Are you developing with Microsoft Access or VB6? If so STOP!
In this article I revisit some of my past articles about VB6/Access and why it should not be used to develop new solutions or to even modernize using the Access application.
Note: If your business runs only Windows desktop computers and you have absolutely no plan to move any of your business to cloud and security is not a concern, this article does not apply to you.
I have written in the past about Access and have re-read my articles from 2016 and 2017 to make sure I am giving solid guidance to readers. In my opinion, the move away from a desktop database like Access and its cousins Paradox, FoxPro and others is a sound one. I include VB6 because it shares many underlying inter-dependent Windows specific features used in Office applications (including Access).
My company has solutions for these problems. Letting Intact take over the issues might be the right answer for you.
Government Customers: Access database is a large risk to your security concerns, and a large risk to your application support concerns.
I don’t want this to be a long in-depth treatise on Access, rather a list of helpers that you can go read for your situation.
VB6 and Office applications using VBA, including Access
Simplifying: I use the word “supported” below very often. It means that applications built with a “supported” technology (a collection of files) has all the dependent files always available on any of the “supported” Windows versions.
Special note: Windows 10 as of April 2018 (build 1803 or later) is now subscription based and is not listed in the Microsoft support list for these applications.
UPDATE: Some seemed confused about the link to VB6 support below when we are discussing Microsoft Access. For clarity, all Microsoft Office desktop applications included Visual Basic for Applications (VBA) and many still do. This dependency is a Windows operating system (OS) wide issue that affects ALL Windows operating systems. To explain just a little about it, all VBA and applications developed using Visual Basic Integrated Development Environment (VB IDE) share a single (across the whole computer) “VB runtime” process. Over its 25-year life-span VB had six major version releases, hence VB6. Access developers used VBA extensively in their applications. Moreover, because the VB runtime dates to a time before multi-threaded OS and processor chips it is by nature a “single thread” process. This means that every program using any VB or VBA code must share the same thread. This worked very well on old 1990 desktops running Windows 3.x with Microsoft DOS underneath. Things changed in the late 1990’s and so too did the development. The VB6 IDE was officially dead in 2008, but VBA lives on in desktop versions of Office albeit stripped down and turned off by default today. Will Access run on your new 64 bit device with Windows 10? Could, might not. No promises from Microsoft.
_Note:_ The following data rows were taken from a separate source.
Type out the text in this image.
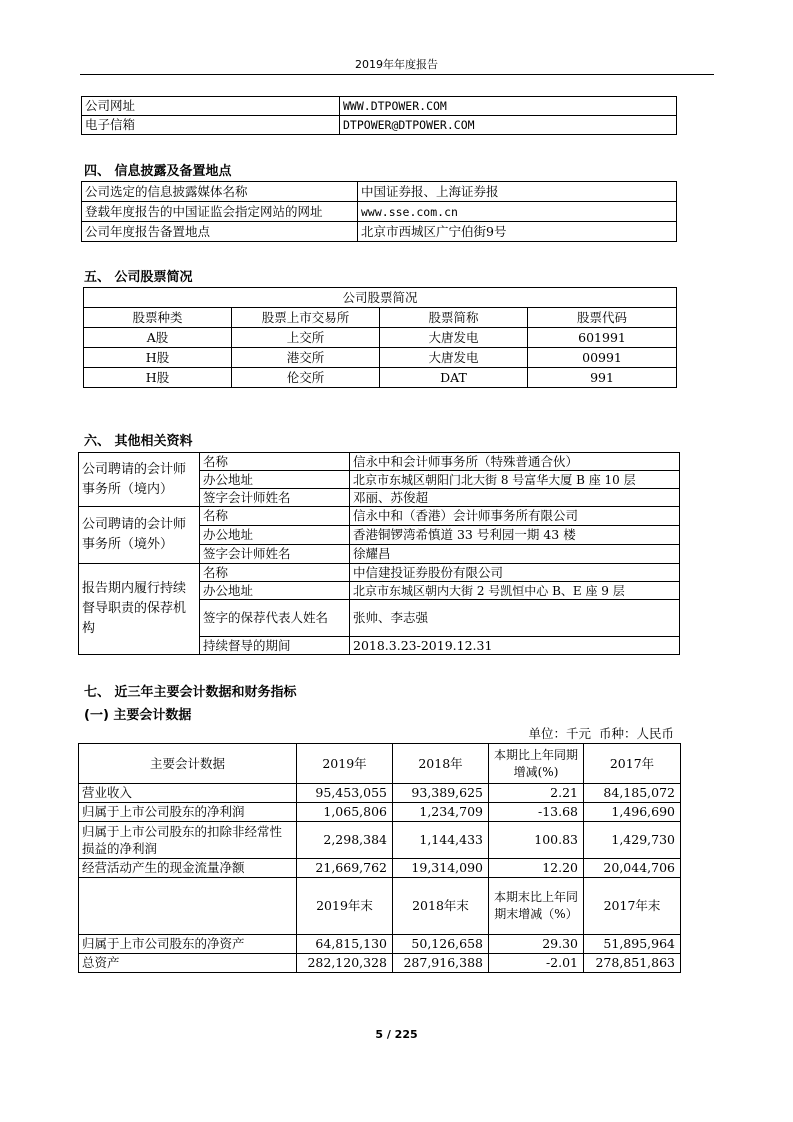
2019年年度报告
公司网址	WWW.DTPOWER.COM
电子信箱	DTPOWER@DTPOWER.COM
四、 信息披露及备置地点
公司选定的信息披露媒体名称	中国证券报、上海证券报
登载年度报告的中国证监会指定网站的网址	www.sse.com.cn
公司年度报告备置地点	北京市西城区广宁伯街9号
五、 公司股票简况
公司股票简况			
股票种类	股票上市交易所	股票简称	股票代码
A股	上交所	大唐发电	601991
H股	港交所	大唐发电	00991
H股	伦交所	DAT	991
六、 其他相关资料
公司聘请的会计师事务所（境内）	名称	信永中和会计师事务所（特殊普通合伙）
	办公地址	北京市东城区朝阳门北大街 8 号富华大厦 B 座 10 层
	签字会计师姓名	邓丽、苏俊超
公司聘请的会计师事务所（境外）	名称	信永中和（香港）会计师事务所有限公司
	办公地址	香港铜锣湾希慎道 33 号利园一期 43 楼
	签字会计师姓名	徐耀昌
报告期内履行持续督导职责的保荐机构	名称	中信建投证券股份有限公司
	办公地址	北京市东城区朝内大街 2 号凯恒中心 B、E 座 9 层
	签字的保荐代表人姓名	张帅、李志强
	持续督导的期间	2018.3.23-2019.12.31
七、 近三年主要会计数据和财务指标
(一) 主要会计数据
单位：千元  币种：人民币
主要会计数据	2019年	2018年	本期比上年同期增减(%)	2017年
营业收入	95,453,055	93,389,625	2.21	84,185,072
归属于上市公司股东的净利润	1,065,806	1,234,709	-13.68	1,496,690
归属于上市公司股东的扣除非经常性损益的净利润	2,298,384	1,144,433	100.83	1,429,730
经营活动产生的现金流量净额	21,669,762	19,314,090	12.20	20,044,706
	2019年末	2018年末	本期末比上年同期末增减（%）	2017年末
归属于上市公司股东的净资产	64,815,130	50,126,658	29.30	51,895,964
总资产	282,120,328	287,916,388	-2.01	278,851,863
5 / 225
If you have applications based on these technologies which includes Access prior to 2013 see this 1/2018 Microsoft support document. Of special note, the VB6 IDE tested systems do not included Windows 10, only the support policy for Windows 10 is updated. You must read carefully and understand affected systems.
If you have VB6 or Office applications that you either purchased or built to use the VB-runtime on Windows, it will continue to run on supported Windows operating systems within limitations. This means that files shipped with the software AND were on the supported list are still supported, however your application may use files from the \tools extensions or from third-parties that are no longer supported. Microsoft does not guarantee that these applications will continue to operate.
Will my app run on Windows 10? If you use a 32 bit machine or you are able to run in a WOW mode on a 64 bit device and your application does not have any third-party controls or does not use any of the now unsupported controls, it should.
What about security, user rights, and roles? There isn’t any other than the Windows log-on. If it is on the desktop, it is pretty much open season. A really sharp IT pro can lock down a system, but that is expensive and makes the system fragile.
I connect to a SQL backend, what is my problem? There are two immediately. One, the embedded connection string or a DSN file connection to SQL is not secure and is a known risk. Two, using cloud API’s requires completely new code that does not exist in these older system runtimes.
I have Access 2016 on Windows 10, will it work? If you have a simple desktop application with the Access database file at least upgraded to version 2007 and you are running on a 32 bit edition of Windows 10, then it will most likely work, although some features have been removed since 2007 that could cause you to get errors.